OpenCDISC Validator Performance and Scalability Guide

While our developers continuously work hard to make improvements to increase performance in the OpenCDISC codebase, there are also many things that a user can do to get the most out of running the OpenCDISC Validator in their environment. To make this process easier to understand, we'll cover what some of these customizations are and what benefits they could provide to the validation process.

Using Multiple Processors/Cores

Version 1.1 of the Validator introduces multicore dataset processing, where more than one dataset can be validated simultaneously on computers which have multiple processors/logical cores. However, given that most user machines only have one or two cores and that the validation process is very processor-intensive, the default configuration specifies that only one dataset should be processed at once.

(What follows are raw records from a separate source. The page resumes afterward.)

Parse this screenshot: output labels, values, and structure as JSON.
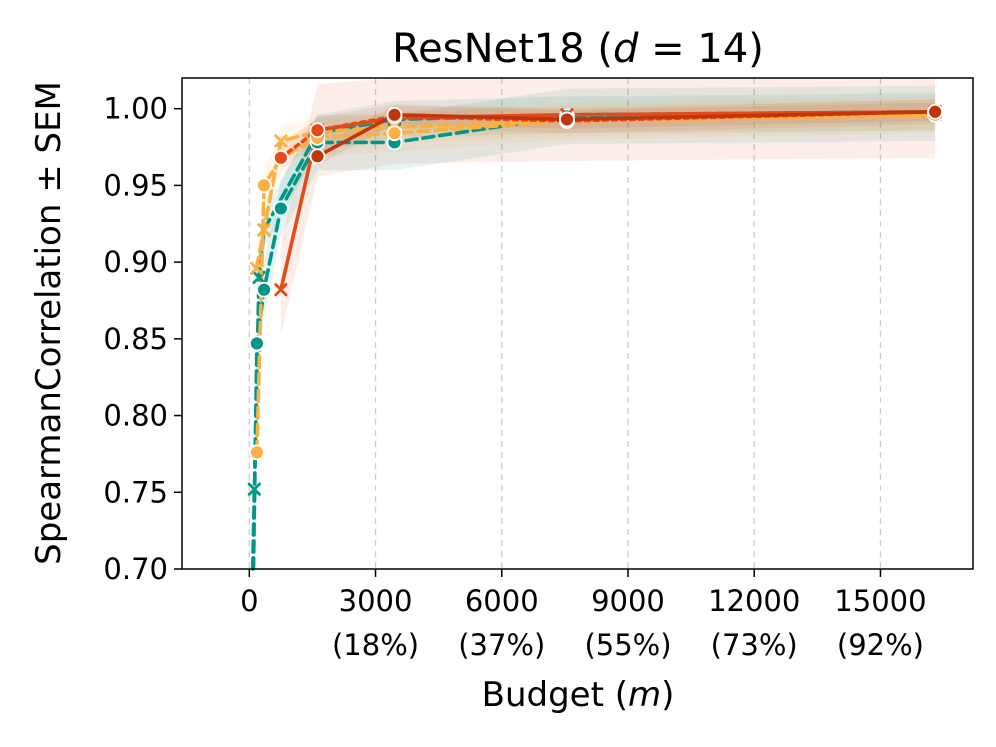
{
  "chart_data": {
    "type": "line",
    "title_main": "ResNet18 (",
    "title_var": "d",
    "title_rest": " = 14)",
    "xlabel_main": "Budget (",
    "xlabel_var": "m",
    "xlabel_end": ")",
    "ylabel": "SpearmanCorrelation ± SEM",
    "xlim": [
      -1600,
      17200
    ],
    "ylim": [
      0.7,
      1.02
    ],
    "grid": "x-dashed",
    "xticks": [
      {
        "value": 0,
        "label": "0",
        "sub": ""
      },
      {
        "value": 3000,
        "label": "3000",
        "sub": "(18%)"
      },
      {
        "value": 6000,
        "label": "6000",
        "sub": "(37%)"
      },
      {
        "value": 9000,
        "label": "9000",
        "sub": "(55%)"
      },
      {
        "value": 12000,
        "label": "12000",
        "sub": "(73%)"
      },
      {
        "value": 15000,
        "label": "15000",
        "sub": "(92%)"
      }
    ],
    "yticks": [
      {
        "value": 0.7,
        "label": "0.70"
      },
      {
        "value": 0.75,
        "label": "0.75"
      },
      {
        "value": 0.8,
        "label": "0.80"
      },
      {
        "value": 0.85,
        "label": "0.85"
      },
      {
        "value": 0.9,
        "label": "0.90"
      },
      {
        "value": 0.95,
        "label": "0.95"
      },
      {
        "value": 1.0,
        "label": "1.00"
      }
    ],
    "series": [
      {
        "color": "#009688",
        "marker": "x",
        "dash": "11 6",
        "band": 0.012,
        "x": [
          80,
          120,
          230,
          350,
          1620,
          3450,
          7550,
          16300
        ],
        "y": [
          0.6,
          0.752,
          0.89,
          0.921,
          0.984,
          0.993,
          0.996,
          0.998
        ]
      },
      {
        "color": "#009688",
        "marker": "o",
        "dash": "11 6",
        "band": 0.018,
        "x": [
          100,
          180,
          350,
          750,
          1620,
          3450,
          7550,
          16300
        ],
        "y": [
          0.6,
          0.847,
          0.882,
          0.935,
          0.978,
          0.978,
          0.995,
          0.997
        ]
      },
      {
        "color": "#FBB040",
        "marker": "x",
        "dash": "11 6",
        "band": 0.01,
        "x": [
          170,
          350,
          750,
          1620,
          3450,
          7550,
          16300
        ],
        "y": [
          0.896,
          0.921,
          0.979,
          0.985,
          0.988,
          0.992,
          0.996
        ]
      },
      {
        "color": "#FBB040",
        "marker": "o",
        "dash": "11 6",
        "band": 0.012,
        "x": [
          180,
          350,
          750,
          1620,
          3450,
          7550,
          16300
        ],
        "y": [
          0.776,
          0.95,
          0.968,
          0.981,
          0.984,
          0.992,
          0.996
        ]
      },
      {
        "color": "#E64A19",
        "marker": "x",
        "dash": "",
        "band": 0.03,
        "x": [
          750,
          1620,
          3450,
          7550,
          16300
        ],
        "y": [
          0.882,
          0.986,
          0.994,
          0.996,
          0.998
        ]
      },
      {
        "color": "#E64A19",
        "marker": "o",
        "dash": "4 5",
        "band": 0.008,
        "x": [
          750,
          1620,
          3450,
          7550,
          16300
        ],
        "y": [
          0.968,
          0.986,
          0.995,
          0.992,
          0.998
        ]
      },
      {
        "color": "#BF360C",
        "marker": "o",
        "dash": "",
        "band": 0.006,
        "x": [
          1620,
          3450,
          7550,
          16300
        ],
        "y": [
          0.969,
          0.996,
          0.993,
          0.998
        ]
      }
    ]
  }
}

Users with more powerful operating environments can easily change this setting to take full advantage of their hardware by going into the lib/properties directory and making changes to the settings.properties file. Modifying the value of Engine.ThreadCount will change how many cores the program uses, and it can be set to a numerical value representing a fixed number of cores to use, or to the value auto to allow the program to automatically determine and use the maximum number of available cores.

Note: Processing the datasets can be extremely processor-intensive, so we recommended against using all cores in situations where other critical applications' performance may be compromised.

Increasing Available Memory

Given that the OpenCDISC Validator does all of its processing without the help of databases or temporary files, the memory demands for very large datasets can be high. Currently, the default memory limit for a validation run is 1024 MB (1 GB), a fairly safe "standard" value which allows the Validator to run on most modern workstations and laptops. However, this setting can cause some limitations on the size of the datasets that can be processed.

Our development team has performed tests which suggest that the approximate maximum size of a single dataset which can be handled with this memory limit is on average around two million records. The number of datasets that can be processed overall is not impacted by available memory, although more memory is required if you choose to process more than one dataset at once using the multithreading technique described in the previous section.

Note: Running the OpenCDISC Validator (or any Java program) on a 64-bit Java Virtual Machine (JVM) may require slightly more memory than running on a 32-bit runtime.

Users with machines with several gigabytes of RAM installed may find it useful to increase this memory limit to support studies containing large datasets. For instance, if you are running a 32-bit version of Windows® as your operating system, this setting can only be increased to about 1500 MB. On a 64-bit OS running a 64-bit JVM, however, it is possible to increase this value to about 75 percent of available RAM.

To make this change, edit the client.bat file and change the -Xmx1024m entry to a higher value. For instance, if we wanted to increase the maximum available memory to three gigabytes, we would replace that section with -Xmx3072m

START /B javaw -XX:+HeapDumpOnOutOfMemoryError -Xms256m -Xmx1024m -jar lib/validator-gui-1.1.jar

becomes

START /B javaw -XX:+HeapDumpOnOutOfMemoryError -Xms256m -Xmx3072m -jar lib/validator-gui-1.1.jar

Other Considerations

Users who wish to load their source data from network shares may find that adjusting the Engine.InputBufferSize setting in the settings.properties file might improve performance somewhat (while requiring a little more memory). Ultimately though, decreases in performance are generally related to the responsiveness of the network share, which is out of the program's control.

Also, users running the Validator on a machine that they use for other tasks should remember that using other programs while running a validation might cause the validation to take longer due to the computer having to switch between running each application.

Important: Keep in mind that these settings are read when the program is first launched, so changes to the files mentioned in this document require a restart of the Validator to become effective.